Quand on lit, dans l'Évangile, les apparitions de Jésus après la Résurrection, on est inévitablement frappé par une sorte d'ambiguïté. Son corps est un corps qui peut se manifester dans le monde sensible mais qui n'en dépend plus. Et c'est pourquoi il a revêtu un mode d'existence qui déconcerte les Apôtres et qui les remplit, à la fois, d'effroi et d'admiration.

C'est dans cette direction que nous cherchons l'image d'une survivance intégrale de l'homme, en la considérant par hypothèse comme possible et en nous demandant une fois encore : ne peut-on croire qu'un être comme saint François, qui s'est tout entier transformé en lumière et en amour, qui s'est totalement libéré de sa biologie, dont toutes les fibres sont vivantes de Dieu, ne porte plus rien en soi que la mort puisse encore purifier, car il n'y a plus rien en lui à émonder?
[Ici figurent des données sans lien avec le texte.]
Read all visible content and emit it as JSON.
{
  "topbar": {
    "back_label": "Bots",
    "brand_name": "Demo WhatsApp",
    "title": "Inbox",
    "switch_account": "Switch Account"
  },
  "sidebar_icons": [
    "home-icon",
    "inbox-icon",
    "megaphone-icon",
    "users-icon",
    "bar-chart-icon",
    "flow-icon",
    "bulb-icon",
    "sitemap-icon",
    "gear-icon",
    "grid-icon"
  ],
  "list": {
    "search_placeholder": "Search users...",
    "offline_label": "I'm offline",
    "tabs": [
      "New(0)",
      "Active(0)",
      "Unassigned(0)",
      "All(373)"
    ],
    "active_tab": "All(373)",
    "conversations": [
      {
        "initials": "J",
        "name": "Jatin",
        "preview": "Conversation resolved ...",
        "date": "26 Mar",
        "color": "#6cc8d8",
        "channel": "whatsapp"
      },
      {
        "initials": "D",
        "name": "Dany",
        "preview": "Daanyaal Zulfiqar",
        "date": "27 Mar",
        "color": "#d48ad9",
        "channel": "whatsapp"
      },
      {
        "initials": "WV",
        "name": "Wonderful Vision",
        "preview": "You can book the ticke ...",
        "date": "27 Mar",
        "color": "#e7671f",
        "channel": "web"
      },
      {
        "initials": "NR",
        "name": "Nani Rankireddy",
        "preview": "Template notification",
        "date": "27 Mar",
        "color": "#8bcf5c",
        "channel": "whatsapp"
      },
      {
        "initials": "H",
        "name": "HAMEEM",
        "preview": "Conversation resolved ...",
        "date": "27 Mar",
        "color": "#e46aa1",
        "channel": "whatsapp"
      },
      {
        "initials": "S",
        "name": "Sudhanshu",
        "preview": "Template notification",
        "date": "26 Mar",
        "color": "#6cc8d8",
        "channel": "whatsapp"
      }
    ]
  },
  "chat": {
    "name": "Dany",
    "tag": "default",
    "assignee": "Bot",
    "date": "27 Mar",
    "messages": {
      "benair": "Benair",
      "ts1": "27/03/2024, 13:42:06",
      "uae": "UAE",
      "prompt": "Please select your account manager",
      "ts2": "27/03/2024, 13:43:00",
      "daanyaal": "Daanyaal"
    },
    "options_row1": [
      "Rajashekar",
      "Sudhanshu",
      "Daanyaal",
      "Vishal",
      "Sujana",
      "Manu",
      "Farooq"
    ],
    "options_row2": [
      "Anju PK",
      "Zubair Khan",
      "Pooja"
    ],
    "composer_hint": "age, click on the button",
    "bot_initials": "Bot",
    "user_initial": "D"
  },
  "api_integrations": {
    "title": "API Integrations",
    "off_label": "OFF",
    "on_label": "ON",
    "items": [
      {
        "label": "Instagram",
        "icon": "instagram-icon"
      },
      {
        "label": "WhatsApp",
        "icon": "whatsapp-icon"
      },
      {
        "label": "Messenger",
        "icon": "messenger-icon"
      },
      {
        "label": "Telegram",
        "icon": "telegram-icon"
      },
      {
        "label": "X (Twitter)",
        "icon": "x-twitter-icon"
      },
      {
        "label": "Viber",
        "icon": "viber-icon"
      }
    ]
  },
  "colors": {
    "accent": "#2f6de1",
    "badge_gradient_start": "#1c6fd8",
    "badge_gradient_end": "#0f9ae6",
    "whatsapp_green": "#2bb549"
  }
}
Tout est clair, à cette heure, tout est devenu transparent. Cette défroque qu'il va laisser à la terre comme un placenta désormais inutile, ce sont les éléments du monde qui ne sont plus susceptibles de vivre, mais ses disciples perçoivent en lui la transfiguration, la transmutation de sa "biologie, elle-même éternisée. Ne peut-on penser qu'il en subsiste quelque chose - comme le noyau atomique ou la particule la plus infime de ce noyau, comme l'embryon à son premier commencement, pour donner une image intelligible dans notre monde - qui constitue justement le germe de la résurrection ? Et si cela est vrai proportionnellement pour chacun, peut-on aller plus loin et admettre que la résurrection, le plein épanouissement du corps de gloire, puisse s'accomplir pour chacun, aussitôt que se réalise ce que Hegel, dans un tout autre contexte, appelait : « La parfaite adéquation du dehors et du dedans », quand il devient définitivement source et origine, quitte à reconnaître que cette résurrection ne se manifestera à tous et pour tous qu'à la consommation de l'histoire?